目录
1. 下载
1.1 官网链接
目前官网有4个任务,第1个任务就是文本定位:
1.2 网盘链接
将官网的文件处理成能够训练的格式:
mkdir icdar2015 && cd icdar2015
mkdir imgs && mkdir annotations
# For images,
mv ch4_training_images imgs/training
mv ch4_test_images imgs/test
# For annotations,
mv ch4_training_localization_transcription_gt annotations/training
mv Challenge4_Test_Task1_GT annotations/test
python tools/data/textdet/icdar_converter.py /path/to/icdar2015 -o /path/to/icdar2015 -d icdar2015 --split-list training test
链接:https://pan.baidu.com/s/1yypel9p30ws6mWYZd14-iw
提取码:inc5
--来自百度网盘超级会员V4的分享
文件格式如下:
annotations
test
training
imgs
test
training
instances_test.json
instances_training.json
2. 文件内容介绍
imgs文件夹就是一些图片,如下。
annotations文件夹是标注文件。
2.1 gt_img_1.txt
377,117,463,117,465,130,378,130,Genaxis Theatre
493,115,519,115,519,131,493,131,[06]
374,155,409,155,409,170,374,170,###
492,151,551,151,551,170,492,170,62-03
376,198,422,198,422,212,376,212,Carpark
494,190,539,189,539,205,494,206,###
374,1,494,0,492,85,372,86,###
对应的图片:
(1)377,117,463,117,465,130,378,130,Genaxis Theatre
是上面图片上的文本标注(多边形4个顶点+文本内容):x1,y1,x2,y2,x3,y3,x4,y4,文本内容。
(2)###
#号是忽略标注。将会丢弃,不参与训练。
代码读取gt.txt文件,并画出多边形
import cv2
import numpy
if __name__ == '__main__':
img_path = r"E:\img_1.jpg"
gt_path = r"E:\gt_img_1.txt"
img = cv2.imread(img_path)
with open(gt_path, mode="r", encoding='utf-8-sig') as f:
gt_list = f.readlines()
for gt in gt_list:
gt = gt.split(',')
del gt[-1]
print(gt[0])
pt_list = []
for i in range(0, len(gt)-1, 2):
pt_list.append([int(gt[i]), int(gt[i+1])])

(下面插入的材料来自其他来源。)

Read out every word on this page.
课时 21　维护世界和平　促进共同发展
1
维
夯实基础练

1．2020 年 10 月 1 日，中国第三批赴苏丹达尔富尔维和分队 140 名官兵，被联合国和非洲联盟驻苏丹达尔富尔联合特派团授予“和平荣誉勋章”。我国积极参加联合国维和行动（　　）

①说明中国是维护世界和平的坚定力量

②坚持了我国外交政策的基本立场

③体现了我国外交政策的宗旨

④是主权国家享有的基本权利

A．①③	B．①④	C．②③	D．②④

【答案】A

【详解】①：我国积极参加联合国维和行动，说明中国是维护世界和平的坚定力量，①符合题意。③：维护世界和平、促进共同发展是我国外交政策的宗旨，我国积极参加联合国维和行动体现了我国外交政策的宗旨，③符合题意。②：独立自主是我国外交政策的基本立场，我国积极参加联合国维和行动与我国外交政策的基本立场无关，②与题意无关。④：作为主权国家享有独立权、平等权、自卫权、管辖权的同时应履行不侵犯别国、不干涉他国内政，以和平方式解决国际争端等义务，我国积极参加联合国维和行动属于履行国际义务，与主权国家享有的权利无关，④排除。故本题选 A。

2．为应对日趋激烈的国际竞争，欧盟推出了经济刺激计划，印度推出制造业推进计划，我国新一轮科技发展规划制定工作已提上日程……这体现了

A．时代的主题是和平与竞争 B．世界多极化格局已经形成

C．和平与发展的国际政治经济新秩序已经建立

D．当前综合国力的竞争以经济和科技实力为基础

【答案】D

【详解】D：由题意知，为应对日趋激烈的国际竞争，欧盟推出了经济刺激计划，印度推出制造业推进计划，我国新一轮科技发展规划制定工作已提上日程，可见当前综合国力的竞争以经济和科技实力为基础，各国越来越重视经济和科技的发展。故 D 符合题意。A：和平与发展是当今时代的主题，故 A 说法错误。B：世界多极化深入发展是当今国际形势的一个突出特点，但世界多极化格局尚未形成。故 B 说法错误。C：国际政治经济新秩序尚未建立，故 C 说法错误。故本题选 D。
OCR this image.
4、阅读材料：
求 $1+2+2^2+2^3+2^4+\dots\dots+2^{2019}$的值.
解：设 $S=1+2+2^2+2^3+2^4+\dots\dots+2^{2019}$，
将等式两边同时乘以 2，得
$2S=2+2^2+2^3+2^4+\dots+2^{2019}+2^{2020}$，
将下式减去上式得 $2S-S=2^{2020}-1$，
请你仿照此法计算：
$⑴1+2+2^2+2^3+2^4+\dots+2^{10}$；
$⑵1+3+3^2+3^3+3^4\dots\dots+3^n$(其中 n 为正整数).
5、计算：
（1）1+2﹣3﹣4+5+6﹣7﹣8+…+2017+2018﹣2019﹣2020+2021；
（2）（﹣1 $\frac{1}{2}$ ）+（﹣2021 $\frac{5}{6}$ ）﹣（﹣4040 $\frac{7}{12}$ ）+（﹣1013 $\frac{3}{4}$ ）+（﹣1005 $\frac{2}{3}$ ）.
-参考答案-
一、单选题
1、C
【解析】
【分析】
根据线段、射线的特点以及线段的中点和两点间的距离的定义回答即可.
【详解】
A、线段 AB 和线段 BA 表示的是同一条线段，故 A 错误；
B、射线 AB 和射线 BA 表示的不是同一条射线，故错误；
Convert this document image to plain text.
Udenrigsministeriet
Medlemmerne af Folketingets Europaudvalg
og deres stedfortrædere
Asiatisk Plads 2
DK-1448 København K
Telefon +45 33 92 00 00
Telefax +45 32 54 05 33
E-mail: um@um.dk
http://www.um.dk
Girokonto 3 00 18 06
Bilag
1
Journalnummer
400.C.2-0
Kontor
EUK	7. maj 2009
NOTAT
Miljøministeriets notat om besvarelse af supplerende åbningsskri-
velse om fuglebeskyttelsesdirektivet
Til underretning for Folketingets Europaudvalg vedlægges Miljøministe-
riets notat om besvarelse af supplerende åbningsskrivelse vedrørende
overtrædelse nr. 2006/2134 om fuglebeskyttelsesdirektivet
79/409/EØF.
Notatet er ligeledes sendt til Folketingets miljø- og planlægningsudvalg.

pt_array = numpy.array(pt_list)
cv2.drawContours(img, [pt_array], -1, (0, 0, 255), 3)
f.close()
cv2.namedWindow("img", cv2.WINDOW_NORMAL), cv2.imshow("img", img), cv2.waitKey()
2.2 instances_training.json
{
"images": [
# images里面存放的是字典,每个字典内容:图片路径、高、宽、对应的字符分割标注文件路径、图片id;
{"file_name": "training/img_927.jpg", "height": 720, "width": 1280, "segm_file": "training/gt_img_927.txt", "id": 0},
{"file_name": "training/img_573.jpg", "height": 720, "width": 1280, "segm_file": "training/gt_img_573.txt", "id": 1},
{"file_name": "training/img_510.jpg", "height": 720, "width": 1280, "segm_file": "training/gt_img_510.txt", "id": 2},
{"file_name": "training/img_468.jpg", "height": 720, "width": 1280, "segm_file": "training/gt_img_468.txt", "id": 3},
{"file_name": "training/img_827.jpg", "height": 720, "width": 1280, "segm_file": "training/gt_img_827.txt", "id": 4}
],
"categories": [{"id": 1, "name": "text"}], # 这个数据集只有一个类别,即文本,id设置为1.
"annotations": [
{"iscrowd": 1,
"category_id": 1,
"bbox": [216.0, 222.0, 93.0, 37.0],
"area": 2054.0,
"segmentation": [[217, 235, 304, 222, 309, 243, 216, 259]],
"image_id": 0,
"id": 0
},
# 所有图片的所有标注信息
# "iscrowd":等于1则是无用标注;默认等于0是有用标注;
# "category": 默认等于1;
# "bbox":文本区域最小外接矩形(min_x, min_y, w, h);
# "area": 多边形文本区域面积;
# "segmentation": 多边形文本区域的4个顶点坐标:[[x1, y1], [x2, y2], ...]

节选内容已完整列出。